The former political leader of the exiled Tibetan government spoke in front of an audience of 3,000 at the University of Southern California Tuesday, 3 May about the ethical question surrounding the extirpation and killing of bin Laden, the founder of the al-Qaeda terrorist organization and member of the wealthy Saudi bin Laden family who masterminded the September 11 attacks in the U.S. as well as other military and civilian massacres. According to the Associated Press, the Dalai Lama said that bin Laden may deserve compassion and forgiveness since he is a human being, but they quote him as also saying, “[f]orgiveness doesn’t mean forget what happened.” He implied his support for U.S. actions by saying that counter-measures are sometimes necessary.
Based on our understanding of Buddhist doctrine and philosophy, and the importance it places on compassion for all living things, what are we to think of the Dalai Lama’s words? What he might be doing is giving us a utilitarian argument for taking the life of bin Laden. Utilitarianism basically states that sometimes a single person must die or be harmed in order to prevent a greater number of people from dying or being harmed.
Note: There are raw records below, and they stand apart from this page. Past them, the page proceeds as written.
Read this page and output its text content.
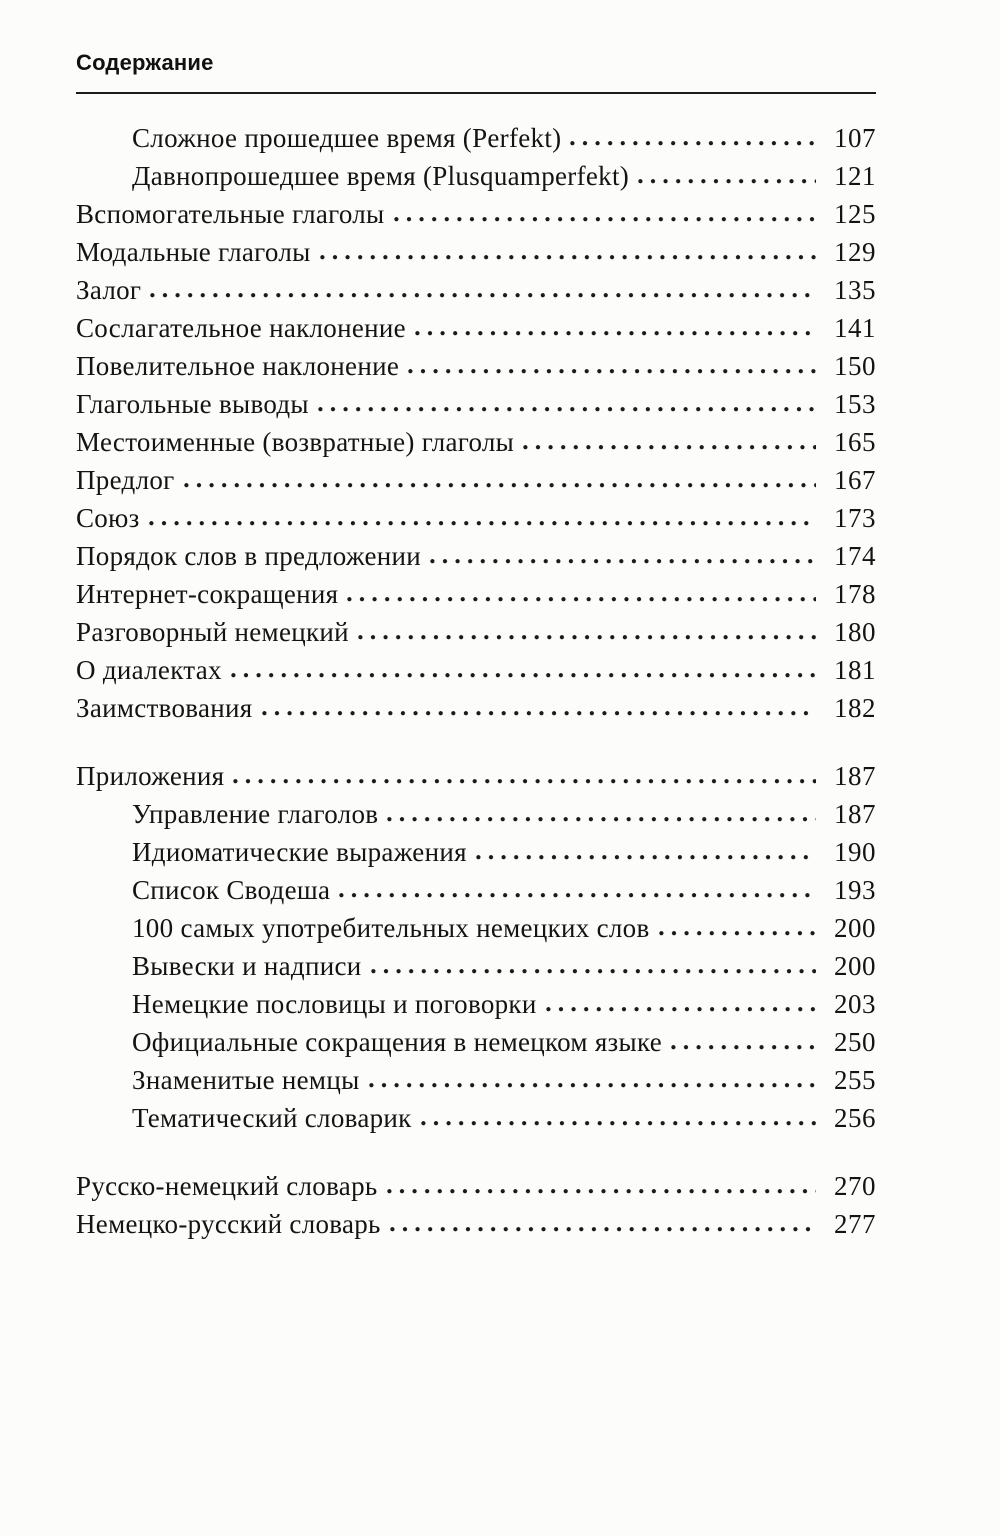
Содержание
Сложное прошедшее время (Perfekt)	107
Давнопрошедшее время (Plusquamperfekt)	121
Вспомогательные глаголы	125
Модальные глаголы	129
Залог	135
Сослагательное наклонение	141
Повелительное наклонение	150
Глагольные выводы	153
Местоименные (возвратные) глаголы	165
Предлог	167
Союз	173
Порядок слов в предложении	174
Интернет-сокращения	178
Разговорный немецкий	180
О диалектах	181
Заимствования	182
Приложения	187
Управление глаголов	187
Идиоматические выражения	190
Список Сводеша	193
100 самых употребительных немецких слов	200
Вывески и надписи	200
Немецкие пословицы и поговорки	203
Официальные сокращения в немецком языке	250
Знаменитые немцы	255
Тематический словарик	256
Русско-немецкий словарь	270
Немецко-русский словарь	277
In other words, it states, sometimes a sacrifice must be made for the greater good. This contrasts with other philosophies such as virtue ethics and deontology. Virtue ethics states that the rightness of a person’s actions is based on that person’s overall character or virtue, while deontology states that the rightness of a person’s actions is based on rules, behavior, or the way in which an action is carried out. Another ethical philosophy, consequentialism, states that the rightness of an action can be determined by the outcome or consequences of the action.
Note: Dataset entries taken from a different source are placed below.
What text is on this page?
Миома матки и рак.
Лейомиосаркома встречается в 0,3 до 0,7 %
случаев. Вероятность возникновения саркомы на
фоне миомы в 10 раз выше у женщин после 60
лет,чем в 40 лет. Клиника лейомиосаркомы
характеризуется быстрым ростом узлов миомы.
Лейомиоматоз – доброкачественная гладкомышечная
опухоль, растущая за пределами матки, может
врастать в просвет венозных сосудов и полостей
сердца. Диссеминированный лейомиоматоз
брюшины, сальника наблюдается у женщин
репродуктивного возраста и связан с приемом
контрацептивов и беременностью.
Today most of us in the West extol, or feign to extol, the principle of natural or inherent equality. Nobody is born evil, suggests this principle, or if a person is born evil, his or her behavior can be reformed given the proper efforts and resources. Utilitarianism also implies everybody is equal, since it suggests that one life (i.e. bin Laden’s) is not worthier than multiple lives (the victims of 9/11). If one person’s life cannot be valued or protected over the lives of many, and if bin Laden’s remaining alive constituted a threat for many, one might suggest that his death was necessary. This is one interpretation of the argument the Dalai Lama presented at his lecture. But, he suggests, this still does not mean we cannot forgive; rather, we can show forgiveness, forbearance, and compassion while doing what is practical and necessary to protect other people out of the same compassion. In the end, then, the decision to act rests on an understanding of who most benefits from that compassion.
This message is probably lost on the ears of most Americans who are celebrating the al-Qaeda leader’s death. By now we are familiar with images of right-wing, largely evangelical Christian jingoists parading around in American flag t-shirts, waving their American flag in hand, chanting (much like a crowd of ululating Muslims), and clapping their hands to their chests in an bizarre mixture of religiosity and nationalism. Understandably, people should breathe a sigh of relief now that the mastermind behind the 9/11 attacks has been killed, but
Maybe this misses the point of the Dalai Lama’s message. While such action may have been necessary, perhaps our zeal should be tempered by a sense of sorrow and tragedy—not tragedy in that the threat has been eliminated, but tragedy in that it had to come to that. Ideally, all of this bloodshed could have been prevented in the first place, and maybe it is our responsibility to find out how to do that in the future.
Of course, it may be as simple as the Dalai Lama tempered his words to appease an American audience jubilant over the death of their worst enemy. Who really know?